How would you determine the area of the shape?
How would you determine the area of the shape?


4. Slides

4.1. Introduction

  • Kepler was an astronomer born in 1571. who plotted data of the location of planets with respect to the sun.
  • Like all scientists, he wanted a simple rule to explain lots of numbers. In his case his numbers were values of the positions of the planets throughout the year.

keplertable.gif

Kepler's 2nd Law

4.2. Introduction cont.

  • One day his child was playing with little square lego blocks.
  • He placed these blocks on his sheet of paper and found that 131 fit into the area "swept" out by the planet from point A to B (which took about 3 months).
  • He then placed these blocks in the area "swept" out by the planet from C to D (which took 3 months).
  • He noticed that he needed 131 legos for this area too.


4.3. Introduction cont.

  • He then placed these blocks in the area "swept" out by the planet from C to H (which took about 3 months).
  • He noticed that he needed 131 legos for this area too.


4.4. Tile Size

  • Would Kelper have come up with his rule if the tiles were huge in comparison to his drawing?
  • Probabaly not


4.5. Basic Rules

  • You can estimate areas by placing tiles on the area and counting the number of tiles required to cover the area.
  • Smaller tiles give a better estimate of the area.

4.6. Histogram

  • You have already encountered this concept before
  • How many people were surveyed?
  • Bonus question: Something is fishy about these survey results.
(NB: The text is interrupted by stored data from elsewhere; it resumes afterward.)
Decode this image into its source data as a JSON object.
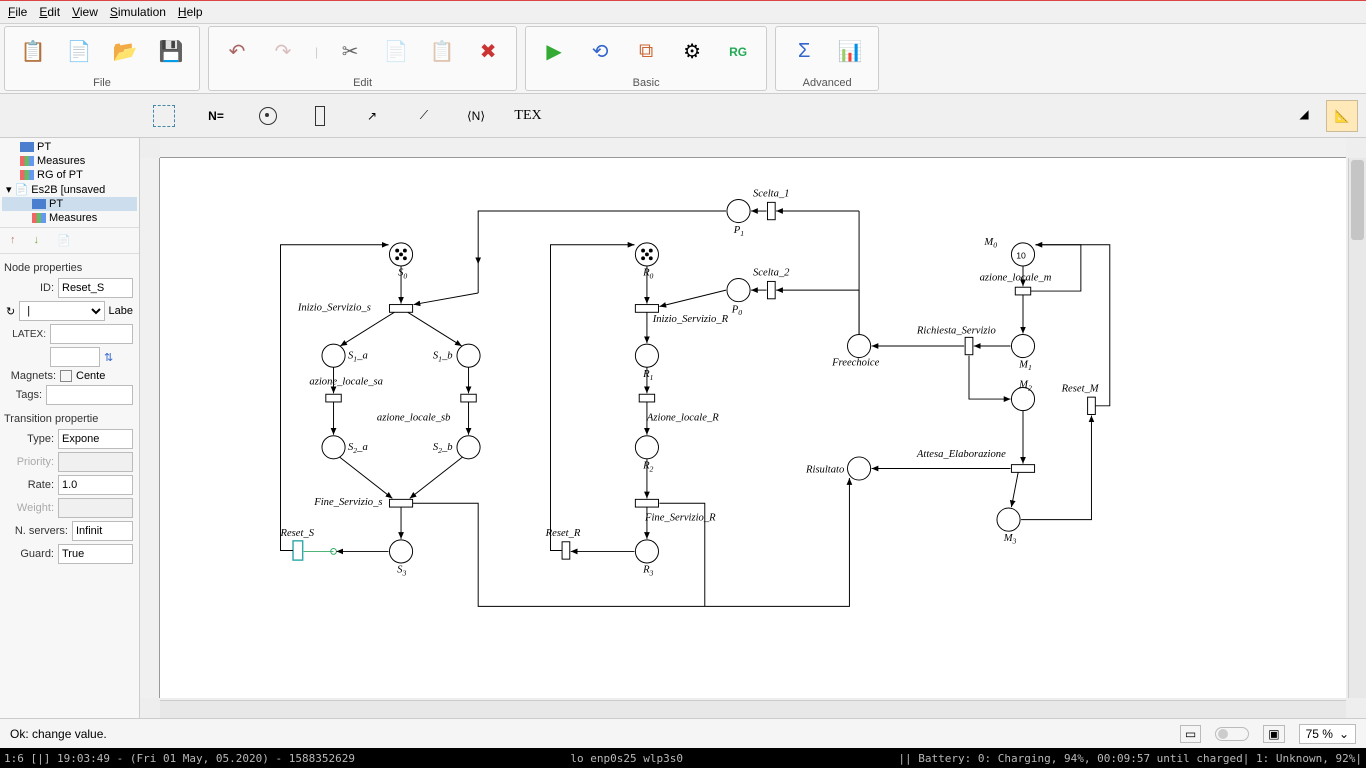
{
  "menubar": {
    "file": "File",
    "edit": "Edit",
    "view": "View",
    "simulation": "Simulation",
    "help": "Help"
  },
  "toolbar_groups": {
    "file": "File",
    "edit": "Edit",
    "basic": "Basic",
    "advanced": "Advanced"
  },
  "toolbar2": {
    "n_eq": "N=",
    "angle_n": "⟨N⟩",
    "tex": "TEX"
  },
  "tree": {
    "pt": "PT",
    "measures": "Measures",
    "rg_of_pt": "RG of PT",
    "es2b": "Es2B [unsaved",
    "sub_pt": "PT",
    "sub_measures": "Measures"
  },
  "props": {
    "node_props": "Node properties",
    "id_label": "ID:",
    "id_value": "Reset_S",
    "rot_value": "|",
    "label": "Labe",
    "latex_label": "LATEX:",
    "magnets_label": "Magnets:",
    "magnets_value": "Cente",
    "tags_label": "Tags:",
    "trans_props": "Transition propertie",
    "type_label": "Type:",
    "type_value": "Expone",
    "priority_label": "Priority:",
    "rate_label": "Rate:",
    "rate_value": "1.0",
    "weight_label": "Weight:",
    "servers_label": "N. servers:",
    "servers_value": "Infinit",
    "guard_label": "Guard:",
    "guard_value": "True"
  },
  "petri": {
    "scelta1": "Scelta_1",
    "p1": "P",
    "p1s": "1",
    "s0": "S",
    "s0s": "0",
    "r0": "R",
    "r0s": "0",
    "scelta2": "Scelta_2",
    "p0": "P",
    "p0s": "0",
    "m0": "M",
    "m0s": "0",
    "m0_tok": "10",
    "azione_locale_m": "azione_locale_m",
    "inizio_servizio_s": "Inizio_Servizio_s",
    "inizio_servizio_r": "Inizio_Servizio_R",
    "s1a": "S",
    "s1as": "1",
    "s1a2": "_a",
    "s1b": "S",
    "s1bs": "1",
    "s1b2": "_b",
    "azione_locale_sa": "azione_locale_sa",
    "azione_locale_sb": "azione_locale_sb",
    "r1": "R",
    "r1s": "1",
    "azione_locale_r": "Azione_locale_R",
    "s2a": "S",
    "s2as": "2",
    "s2a2": "_a",
    "s2b": "S",
    "s2bs": "2",
    "s2b2": "_b",
    "r2": "R",
    "r2s": "2",
    "fine_servizio_s": "Fine_Servizio_s",
    "fine_servizio_r": "Fine_Servizio_R",
    "s3": "S",
    "s3s": "3",
    "r3": "R",
    "r3s": "3",
    "reset_s": "Reset_S",
    "reset_r": "Reset_R",
    "freechoice": "Freechoice",
    "richiesta_servizio": "Richiesta_Servizio",
    "m1": "M",
    "m1s": "1",
    "m2": "M",
    "m2s": "2",
    "reset_m": "Reset_M",
    "risultato": "Risultato",
    "attesa": "Attesa_Elaborazione",
    "m3": "M",
    "m3s": "3"
  },
  "status": {
    "msg": "Ok: change value.",
    "zoom": "75 %"
  },
  "sysbar": {
    "left": "1:6 [|]    19:03:49 - (Fri 01 May, 05.2020) - 1588352629",
    "mid": "lo enp0s25 wlp3s0",
    "right": "||  Battery: 0: Charging, 94%, 00:09:57 until charged| 1: Unknown, 92%|"
  }
}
Spreadsheet for this histogram

  • Bonus answer: It is quite unlikely that the numbers in each bin would be a multiple of ten. It is also suspect that nobody chose 8 or 9.

4.7. Question

  • Why not use tiles that are shaped like triangles?!

4.8. Answer

  • Most of the time the shape of the curve is not so simple (show diagram).

4.9. Alternative to Tiles

  • Instead of counting tiles (squares), you add up the area of rectangles.
  • What is the advantage of this?
  • This will be the method used when we do the calculation with a computer.

4.10. Rules

  • Use rectangles to compute the area of the triangle.
    • Rule: you may use only four rectangles
    • Rule: your rectangles do not need to completely cover (obscure) the triangle
    • Rule: rectangles must have a width of 1 block
    • Rule: the rectangles may have any height.

4.11. Rules cont.

The possibilities for rectangle heights.

  • Left: Always make the rectangle the height of the curve at the left side of the rectangle
  • Middle: Always make the rectangle the height of the line at the middle of the rectangle
  • Right: Always make the rectangle the height of the line at the right side of the rectangle

4.12. Rules Summary

  • Rectangles can be used to estimate area
  • There are choices for how to choose the height of the rectangles
  • Now repeat the rectangle exercise using rectangles of width 0.5.

4.13. Rectangle Width

  • The equivalent to choosing a tile size is choosing a rectangle width and an algorithm for picking the rectangle height.
  • Smaller-width rectangles lead to more computation ...
  • ... but more accuracy

4.14. Estimates using Matlab

Left

w = 1.0;
for i = [1:4]
  H(i) = w*(i-1.0);
end
H
sum(H)

Middle

w = 1.0;
for i = [1:4]
  H(i) = w*(i-0.5);
end
H
sum(H)

Right

w = 1.0;
for i = [1:4]
  H(i) = w*i;
end
H
sum(H)

4.15. Questions

4.15.1. Tile Size

Suppose that you want to estimate the area of room by laying down tiles.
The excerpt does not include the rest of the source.